August 13th’s visit to the hugely expanded Sinchon Museum with its detailed North Korean historiographic account of what is known to Pyongyang as the Sinchon Massacre will no doubt be incorporated by many scholars of the narrative for the report’s extensive photographic detailing of the museum’s exhibits. Whether the feelings of revenge elicited by those within the Relay group were envisaged as a key component of the “spirit of the blizzards of Paektu” earlier this year will of course never be known, but the museum’s dramatic, visceral vision of history absolutely drove the emotional pitch of the relay to new heights. Little re-temporalization of political energy nor imagination is necessary from the reported words of some of those involved, KPA members Kim Jong-su and Choe Kum-sil asserting that “they keenly felt once again [that] the US Imperialisst and class enemies were a group of cannibals regarding massacre of human beings as hobby [and] this made them whet the class sword more and more sharply.”

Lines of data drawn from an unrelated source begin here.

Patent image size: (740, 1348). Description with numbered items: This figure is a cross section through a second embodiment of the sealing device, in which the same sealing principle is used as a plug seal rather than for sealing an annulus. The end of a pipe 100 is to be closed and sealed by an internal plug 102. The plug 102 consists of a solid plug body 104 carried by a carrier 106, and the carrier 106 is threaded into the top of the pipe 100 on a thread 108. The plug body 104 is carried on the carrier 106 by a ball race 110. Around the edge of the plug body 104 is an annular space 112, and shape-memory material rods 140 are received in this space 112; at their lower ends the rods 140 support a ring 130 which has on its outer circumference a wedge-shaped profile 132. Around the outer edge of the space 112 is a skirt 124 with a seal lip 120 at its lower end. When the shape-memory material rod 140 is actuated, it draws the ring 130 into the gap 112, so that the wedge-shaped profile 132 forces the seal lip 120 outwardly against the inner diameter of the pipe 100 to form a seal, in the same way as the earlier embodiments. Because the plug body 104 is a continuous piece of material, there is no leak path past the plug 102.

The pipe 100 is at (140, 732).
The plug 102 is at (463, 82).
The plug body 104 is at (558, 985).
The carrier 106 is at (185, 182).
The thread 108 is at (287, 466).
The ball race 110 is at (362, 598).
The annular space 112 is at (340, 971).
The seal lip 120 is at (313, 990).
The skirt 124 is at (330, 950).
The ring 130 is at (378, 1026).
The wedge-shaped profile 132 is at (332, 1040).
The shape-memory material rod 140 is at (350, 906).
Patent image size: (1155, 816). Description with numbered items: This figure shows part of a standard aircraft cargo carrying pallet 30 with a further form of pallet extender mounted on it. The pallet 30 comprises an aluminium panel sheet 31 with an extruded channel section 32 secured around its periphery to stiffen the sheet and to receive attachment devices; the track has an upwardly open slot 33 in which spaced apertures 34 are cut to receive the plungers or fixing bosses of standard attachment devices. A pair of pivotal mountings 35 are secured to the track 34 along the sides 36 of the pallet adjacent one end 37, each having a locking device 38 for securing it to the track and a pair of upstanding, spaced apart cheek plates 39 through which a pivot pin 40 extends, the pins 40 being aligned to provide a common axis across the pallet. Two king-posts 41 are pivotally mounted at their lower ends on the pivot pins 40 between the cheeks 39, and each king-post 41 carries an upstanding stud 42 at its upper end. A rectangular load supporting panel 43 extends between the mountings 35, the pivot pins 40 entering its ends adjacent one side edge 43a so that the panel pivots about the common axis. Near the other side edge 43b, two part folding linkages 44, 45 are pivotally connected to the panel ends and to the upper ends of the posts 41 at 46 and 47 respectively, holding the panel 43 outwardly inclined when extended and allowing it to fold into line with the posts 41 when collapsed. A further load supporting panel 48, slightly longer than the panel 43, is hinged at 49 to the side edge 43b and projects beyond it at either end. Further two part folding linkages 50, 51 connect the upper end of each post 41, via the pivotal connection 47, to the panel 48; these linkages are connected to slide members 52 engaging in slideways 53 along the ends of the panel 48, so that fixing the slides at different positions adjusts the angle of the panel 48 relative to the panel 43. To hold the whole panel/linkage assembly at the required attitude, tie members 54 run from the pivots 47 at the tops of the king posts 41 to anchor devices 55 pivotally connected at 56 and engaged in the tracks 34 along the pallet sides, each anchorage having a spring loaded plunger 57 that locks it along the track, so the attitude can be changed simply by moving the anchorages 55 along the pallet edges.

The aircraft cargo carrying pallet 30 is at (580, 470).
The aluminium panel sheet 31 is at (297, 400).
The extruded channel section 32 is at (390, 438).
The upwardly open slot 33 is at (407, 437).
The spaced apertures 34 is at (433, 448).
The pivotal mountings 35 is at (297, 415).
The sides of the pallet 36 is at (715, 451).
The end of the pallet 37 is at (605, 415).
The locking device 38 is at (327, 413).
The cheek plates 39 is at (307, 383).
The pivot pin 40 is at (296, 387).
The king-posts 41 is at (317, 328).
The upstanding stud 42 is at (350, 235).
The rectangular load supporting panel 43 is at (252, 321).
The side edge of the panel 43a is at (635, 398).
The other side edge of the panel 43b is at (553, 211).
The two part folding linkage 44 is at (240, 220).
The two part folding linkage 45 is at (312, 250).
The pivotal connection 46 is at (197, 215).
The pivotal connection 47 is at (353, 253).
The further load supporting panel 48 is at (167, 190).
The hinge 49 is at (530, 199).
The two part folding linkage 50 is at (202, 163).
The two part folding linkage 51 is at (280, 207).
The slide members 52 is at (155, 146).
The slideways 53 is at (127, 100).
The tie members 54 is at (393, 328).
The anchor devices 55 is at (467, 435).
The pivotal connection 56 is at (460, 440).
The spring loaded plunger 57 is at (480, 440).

After finally on August 14th, visiting Jikdong Pass, Height 1211, Chol Pass and Mt Osong (reported as being “the mountain of Songun”), met with a group of war veterans and perhaps as a nod to the important activities commemorated in the first march of the schoolchildren in 2014 engaged in a “river crossing”, the relay groups arrived at their destination. Assembling in front of the monument at Panmunjom inscribed with Kim Il-sung’s signature on August 17th, those who had participated in the relay were joined by members from all three of North Korea’s military forces, members of the Workers Party and the Socialist Youth League to reiterate the narrative and philosophical messages of the event. Moments of diplomacy and international connectivity were, it has to be said put to one side in an almost orgiastic outburst of re-territorialization and connection between past and present. Dynamism, final victory, advance, reunification and revolutionary spirit were called upon to legitimize the relays path and arrival here at the physical manifestation of division, both a metaphorical gnashing of teeth and a reminder that with the “spirit of the blizzards of Paektu” in mind, for Pyongyang in 2015 wherever paths, journeys and travels may roamed or taken, whichever elements of charisma, narrative and authority may be deployed, October 10th and its crystallisation of North Korean political sovereignty may be the only destination.